Actually, to set the record straight, the amount of my back pay was not $50,000, but approximately $52,500, or $2,500 per month for twenty-one months.

Again unmentioned was that a total of $10,500 or five hundred dollars per month, had already been paid to Barbara while I was in prison. And that the walloping tax bite would further reduce the amount to less than half the total—or about twenty-two thousand dollars.

In addition, because there was no provision for accumulating it in my contract, I also lost the money ordinarily paid for unused leave time. Fortunately I still had my savings, from the earlier portion of the program.

According to newspapers, one of the major reasons for holding the board of inquiry was to determine whether I should receive my back pay. This was not true. Arrangements regarding payments had been made in my contract, and no one from the agency had indicated differently.

The papers didn’t stop at twisting the “facts” to make their case.
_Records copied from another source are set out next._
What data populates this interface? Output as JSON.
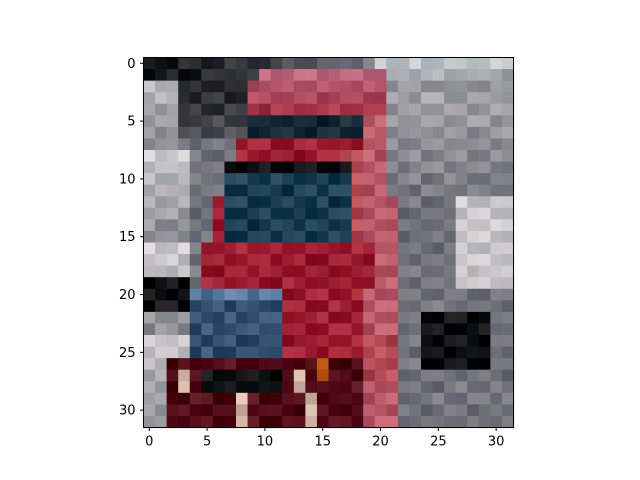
{
  "image": {
    "grid_rows": 32,
    "grid_cols": 32,
    "subject": "blurry pixelated photo of a red truck cab with a dark windshield, front headlights and grille",
    "palette": {
      "sky": "#c9cfd2",
      "truck_red": "#a8283a",
      "truck_red_light": "#c0565f",
      "truck_dark": "#5c1420",
      "windshield": "#24475a",
      "grille": "#3f5a78",
      "roof_pink": "#c97a8e",
      "road_gray": "#7f7e86",
      "shadow": "#1a1a1c",
      "light_wall": "#d8d4d6",
      "headlight": "#e0c2b0",
      "orange_light": "#c8621c"
    }
  },
  "axes": {
    "x_ticks": [
      "0",
      "5",
      "10",
      "15",
      "20",
      "25",
      "30"
    ],
    "y_ticks": [
      "0",
      "5",
      "10",
      "15",
      "20",
      "25",
      "30"
    ],
    "xlim": [
      -0.5,
      31.5
    ],
    "ylim": [
      31.5,
      -0.5
    ]
  }
}
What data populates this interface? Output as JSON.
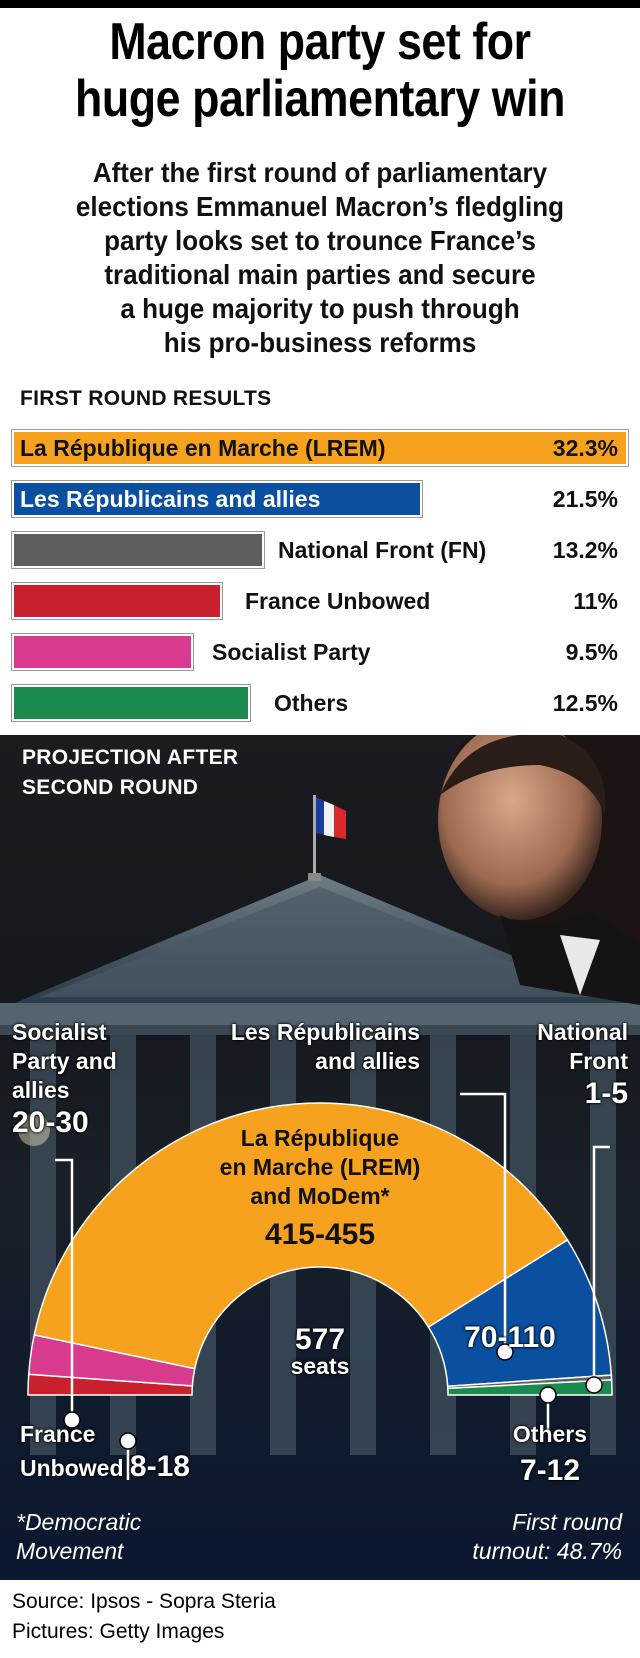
{
  "headline": [
    "Macron party set for",
    "huge parliamentary win"
  ],
  "subhead": [
    "After the first round of parliamentary",
    "elections Emmanuel Macron’s fledgling",
    "party looks set to trounce France’s",
    "traditional main parties and secure",
    "a huge majority to push through",
    "his pro-business reforms"
  ],
  "chart_data": [
    {
      "type": "bar",
      "title": "First Round Results",
      "categories": [
        "La République en Marche (LREM)",
        "Les Républicains and allies",
        "National Front (FN)",
        "France Unbowed",
        "Socialist Party",
        "Others"
      ],
      "values": [
        32.3,
        21.5,
        13.2,
        11,
        9.5,
        12.5
      ],
      "value_labels": [
        "32.3%",
        "21.5%",
        "13.2%",
        "11%",
        "9.5%",
        "12.5%"
      ],
      "colors": [
        "#f7a21e",
        "#0a4fa0",
        "#5e5e5e",
        "#c8202c",
        "#d83a8e",
        "#1a8a4e"
      ],
      "xlim": [
        0,
        32.3
      ]
    },
    {
      "type": "pie",
      "variant": "hemicycle",
      "title": "Projection After Second Round",
      "total_seats_value": "577",
      "total_seats_unit": "seats",
      "categories": [
        "France Unbowed",
        "Socialist Party and allies",
        "La République en Marche (LREM) and MoDem*",
        "Les Républicains and allies",
        "National Front",
        "Others"
      ],
      "seat_ranges": [
        "8-18",
        "20-30",
        "415-455",
        "70-110",
        "1-5",
        "7-12"
      ],
      "seat_midpoints": [
        13,
        25,
        435,
        90,
        3,
        9.5
      ],
      "colors": [
        "#c8202c",
        "#d83a8e",
        "#f7a21e",
        "#0a4fa0",
        "#5e5e5e",
        "#1a8a4e"
      ],
      "labels": {
        "france_unbowed": [
          "France",
          "Unbowed"
        ],
        "socialist": [
          "Socialist",
          "Party and",
          "allies"
        ],
        "lrem": [
          "La République",
          "en Marche (LREM)",
          "and MoDem*"
        ],
        "republicains": [
          "Les Républicains",
          "and allies"
        ],
        "national_front": [
          "National",
          "Front"
        ],
        "others": [
          "Others"
        ]
      }
    }
  ],
  "footnote": [
    "*Democratic",
    "Movement"
  ],
  "turnout": [
    "First round",
    "turnout: 48.7%"
  ],
  "source": "Source: Ipsos - Sopra Steria",
  "pictures": "Pictures: Getty Images"
}
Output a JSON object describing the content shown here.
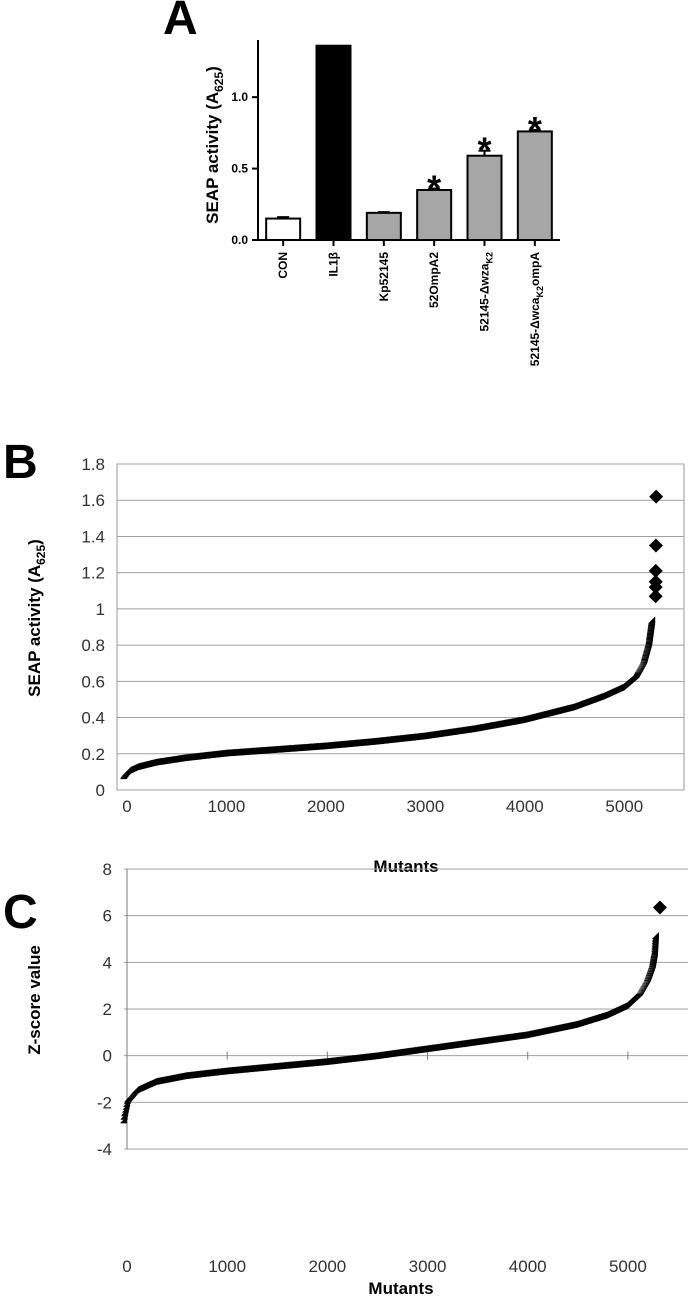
{
  "panels": {
    "a": {
      "letter": "A"
    },
    "b": {
      "letter": "B"
    },
    "c": {
      "letter": "C"
    }
  },
  "chart_data": [
    {
      "type": "bar",
      "panel": "A",
      "categories": [
        "CON",
        "IL1β",
        "Kp52145",
        "52OmpA2",
        "52145-Δwza_K2",
        "52145-Δwca_K2ompA"
      ],
      "category_labels": [
        {
          "main": "CON"
        },
        {
          "main": "IL1",
          "greek": "β"
        },
        {
          "main": "Kp52145"
        },
        {
          "main": "52OmpA2"
        },
        {
          "main": "52145-",
          "greek": "Δ",
          "main2": "wza",
          "sub": "K2"
        },
        {
          "main": "52145-",
          "greek": "Δ",
          "main2": "wca",
          "sub": "K2",
          "after": "ompA"
        }
      ],
      "values": [
        0.15,
        1.36,
        0.19,
        0.35,
        0.59,
        0.76
      ],
      "errors": [
        0.01,
        0.0,
        0.005,
        0.01,
        0.035,
        0.01
      ],
      "bar_colors": [
        "#ffffff",
        "#000000",
        "#a6a6a6",
        "#a6a6a6",
        "#a6a6a6",
        "#a6a6a6"
      ],
      "significant": [
        false,
        false,
        false,
        true,
        true,
        true
      ],
      "significance_symbol": "*",
      "ylabel": "SEAP activity (A",
      "ylabel_sub": "625",
      "ylabel_close": ")",
      "ylim": [
        0,
        1.4
      ],
      "yticks": [
        "0.0",
        "0.5",
        "1.0"
      ],
      "ytick_values": [
        0,
        0.5,
        1.0
      ]
    },
    {
      "type": "scatter",
      "panel": "B",
      "xlabel": "Mutants",
      "ylabel": "SEAP activity (A",
      "ylabel_sub": "625",
      "ylabel_close": ")",
      "xlim": [
        -100,
        5600
      ],
      "ylim": [
        0,
        1.8
      ],
      "xticks": [
        "0",
        "1000",
        "2000",
        "3000",
        "4000",
        "5000"
      ],
      "xtick_values": [
        0,
        1000,
        2000,
        3000,
        4000,
        5000
      ],
      "yticks": [
        "0",
        "0.2",
        "0.4",
        "0.6",
        "0.8",
        "1",
        "1.2",
        "1.4",
        "1.6",
        "1.8"
      ],
      "ytick_values": [
        0,
        0.2,
        0.4,
        0.6,
        0.8,
        1.0,
        1.2,
        1.4,
        1.6,
        1.8
      ],
      "grid": true,
      "marker": "diamond",
      "n_points": 5320,
      "curve": [
        [
          0,
          0.06
        ],
        [
          10,
          0.07
        ],
        [
          40,
          0.09
        ],
        [
          120,
          0.11
        ],
        [
          300,
          0.135
        ],
        [
          600,
          0.16
        ],
        [
          1000,
          0.185
        ],
        [
          1500,
          0.205
        ],
        [
          2000,
          0.225
        ],
        [
          2500,
          0.25
        ],
        [
          3000,
          0.28
        ],
        [
          3500,
          0.32
        ],
        [
          4000,
          0.37
        ],
        [
          4500,
          0.44
        ],
        [
          4800,
          0.5
        ],
        [
          5000,
          0.55
        ],
        [
          5150,
          0.62
        ],
        [
          5230,
          0.7
        ],
        [
          5280,
          0.8
        ],
        [
          5300,
          0.88
        ],
        [
          5310,
          0.92
        ]
      ],
      "outliers": [
        [
          5315,
          1.07
        ],
        [
          5315,
          1.12
        ],
        [
          5316,
          1.15
        ],
        [
          5316,
          1.21
        ],
        [
          5318,
          1.35
        ],
        [
          5320,
          1.62
        ]
      ]
    },
    {
      "type": "scatter",
      "panel": "C",
      "xlabel": "Mutants",
      "ylabel": "Z-score value",
      "xlim": [
        -30,
        5600
      ],
      "ylim": [
        -4,
        8
      ],
      "xticks": [
        "0",
        "1000",
        "2000",
        "3000",
        "4000",
        "5000"
      ],
      "xtick_values": [
        0,
        1000,
        2000,
        3000,
        4000,
        5000
      ],
      "yticks": [
        "-4",
        "-2",
        "0",
        "2",
        "4",
        "6",
        "8"
      ],
      "ytick_values": [
        -4,
        -2,
        0,
        2,
        4,
        6,
        8
      ],
      "grid": true,
      "marker": "diamond",
      "n_points": 5320,
      "curve": [
        [
          0,
          -2.9
        ],
        [
          10,
          -2.6
        ],
        [
          40,
          -2.0
        ],
        [
          120,
          -1.6
        ],
        [
          300,
          -1.25
        ],
        [
          600,
          -1.0
        ],
        [
          1000,
          -0.8
        ],
        [
          1500,
          -0.6
        ],
        [
          2000,
          -0.4
        ],
        [
          2500,
          -0.15
        ],
        [
          3000,
          0.15
        ],
        [
          3500,
          0.45
        ],
        [
          4000,
          0.75
        ],
        [
          4500,
          1.2
        ],
        [
          4800,
          1.6
        ],
        [
          5000,
          2.0
        ],
        [
          5150,
          2.6
        ],
        [
          5230,
          3.2
        ],
        [
          5280,
          3.8
        ],
        [
          5300,
          4.3
        ],
        [
          5310,
          5.0
        ]
      ],
      "outliers": [
        [
          5320,
          6.35
        ]
      ]
    }
  ]
}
In more than one instance, they manufactured them.

“The life of pilot Powers is important,” said an editorial in the Dallas Morning News , which I saw sometime later, “but so are the many lives which may have been lost as a result of his failure to follow orders.”

As far as I knew, no deaths had resulted from the U-2 incident.

“It has been reported,” the editorial continued, “that at least two U-2 pilots blew themselves and their planes up when they ran into trouble. These are the real U-2 heroes, and Powers should not be allowed to join them until he has given a good explanation of why he failed to do the same.”

This too was a complete lie. A number of pilots—including close personal friends—had lost their lives in U-2 crashes. But not one had involved the destruct device, which was carried only on missions over hostile territory. To this date—and over the years I have remained in contact with several people involved with the U-2—the destruct device, for all the publicity it has received, has never been used. Not once.